What is subarachnoid hemorrhage?
Subarachnoid hemorrhage is a potentially lethal kind of stroke as a result of a ruptured cerebral aneurysm. This causes bleeding into the subarachnoid space that surrounds the brain, the area between the brain and the skull. This space is filled with cerebrospinal fluid that provides a cushion for protecting the brain. Blood in the subarachnoid space irritates the brain lining, increasing intracranial pressure, reducing cerebral circulation and damaging brain cells.
Subarachnoid hemorrhage risk factors
High blood pressure and smoking have been observed to increase the risk of an subarachnoid hemorrhage. Drug use, especially cocaine and methamphetamine, greatly increase the risk.

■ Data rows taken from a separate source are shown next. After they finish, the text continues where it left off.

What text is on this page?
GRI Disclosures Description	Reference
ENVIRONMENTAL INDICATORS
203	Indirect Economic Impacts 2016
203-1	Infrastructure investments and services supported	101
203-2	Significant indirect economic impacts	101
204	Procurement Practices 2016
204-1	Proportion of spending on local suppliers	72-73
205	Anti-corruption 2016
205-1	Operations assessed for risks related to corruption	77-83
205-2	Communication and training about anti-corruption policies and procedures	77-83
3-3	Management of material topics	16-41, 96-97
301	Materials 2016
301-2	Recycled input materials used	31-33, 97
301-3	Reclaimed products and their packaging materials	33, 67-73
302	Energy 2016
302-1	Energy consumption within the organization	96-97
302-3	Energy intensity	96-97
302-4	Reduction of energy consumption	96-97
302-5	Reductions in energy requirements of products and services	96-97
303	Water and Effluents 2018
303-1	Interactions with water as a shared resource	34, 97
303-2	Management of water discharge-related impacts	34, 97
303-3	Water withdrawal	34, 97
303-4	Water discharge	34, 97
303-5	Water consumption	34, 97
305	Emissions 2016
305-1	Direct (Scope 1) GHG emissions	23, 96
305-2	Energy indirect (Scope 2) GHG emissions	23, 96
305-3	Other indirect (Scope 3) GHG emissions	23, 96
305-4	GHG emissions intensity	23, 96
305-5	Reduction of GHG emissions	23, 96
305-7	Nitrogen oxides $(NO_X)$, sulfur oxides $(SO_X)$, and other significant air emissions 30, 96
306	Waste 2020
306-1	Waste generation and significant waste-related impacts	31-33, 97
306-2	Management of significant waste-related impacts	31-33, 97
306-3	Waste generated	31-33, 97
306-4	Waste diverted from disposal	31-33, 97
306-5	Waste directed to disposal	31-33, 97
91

Exercise and subarachnoid hemorrhage
Scientific evidence on exercise and subarachnoid hemorrhage has remained scarce. This current study investigated the effects of exercise on the risk of subarachnoid hemorrhage in a cohort of about 70,000 individuals. The results suggest that as little as 30 minutes of light exercise each week can reduce subarachnoid hemorrhage risk by about 5%, with this percentage increasing proportionally to the amount of exercise time. Moderate weekly exercise, such as a bike ride, or a 30-minute walk 4 times a week can reduce subarachnoid hemorrhage risk by approximately 20%, regardless of gender and age.

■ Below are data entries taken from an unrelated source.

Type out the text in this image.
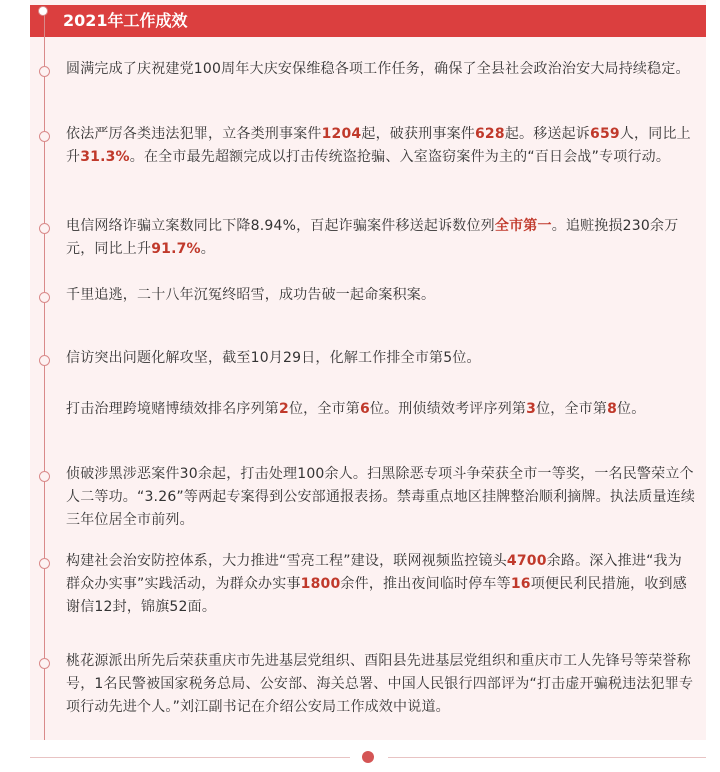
2021年工作成效

圆满完成了庆祝建党100周年大庆安保维稳各项工作任务，确保了全县社会政治治安大局持续稳定。

依法严厉各类违法犯罪，立各类刑事案件1204起，破获刑事案件628起。移送起诉659人，同比上升31.3%。在全市最先超额完成以打击传统盗抢骗、入室盗窃案件为主的“百日会战”专项行动。

电信网络诈骗立案数同比下降8.94%，百起诈骗案件移送起诉数位列全市第一。追赃挽损230余万元，同比上升91.7%。

千里追逃，二十八年沉冤终昭雪，成功告破一起命案积案。

信访突出问题化解攻坚，截至10月29日，化解工作排全市第5位。

打击治理跨境赌博绩效排名序列第2位，全市第6位。刑侦绩效考评序列第3位，全市第8位。

侦破涉黑涉恶案件30余起，打击处理100余人。扫黑除恶专项斗争荣获全市一等奖，一名民警荣立个人二等功。“3.26”等两起专案得到公安部通报表扬。禁毒重点地区挂牌整治顺利摘牌。执法质量连续三年位居全市前列。

构建社会治安防控体系，大力推进“雪亮工程”建设，联网视频监控镜头4700余路。深入推进“我为群众办实事”实践活动，为群众办实事1800余件，推出夜间临时停车等16项便民利民措施，收到感谢信12封，锦旗52面。

桃花源派出所先后荣获重庆市先进基层党组织、酉阳县先进基层党组织和重庆市工人先锋号等荣誉称号，1名民警被国家税务总局、公安部、海关总署、中国人民银行四部评为“打击虚开骗税违法犯罪专项行动先进个人。”刘江副书记在介绍公安局工作成效中说道。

The study also showed how increased exercise helped negate risk factors of subarachnoid hemorrhage such as high blood pressure and smoking. Although smoking is the number one risk factor for subarachnoid hemorrhage, exercise reduced the risk for smokers twice as much as the rest of the participants.
Although there isn’t any accurate scientific evidence of exercise’s biological mechanism of action in terms of subarachnoid hemorrhage, the reduction in risk is more than likely associated with a reduced systemic inflammatory state, which also affects the cerebral artery walls.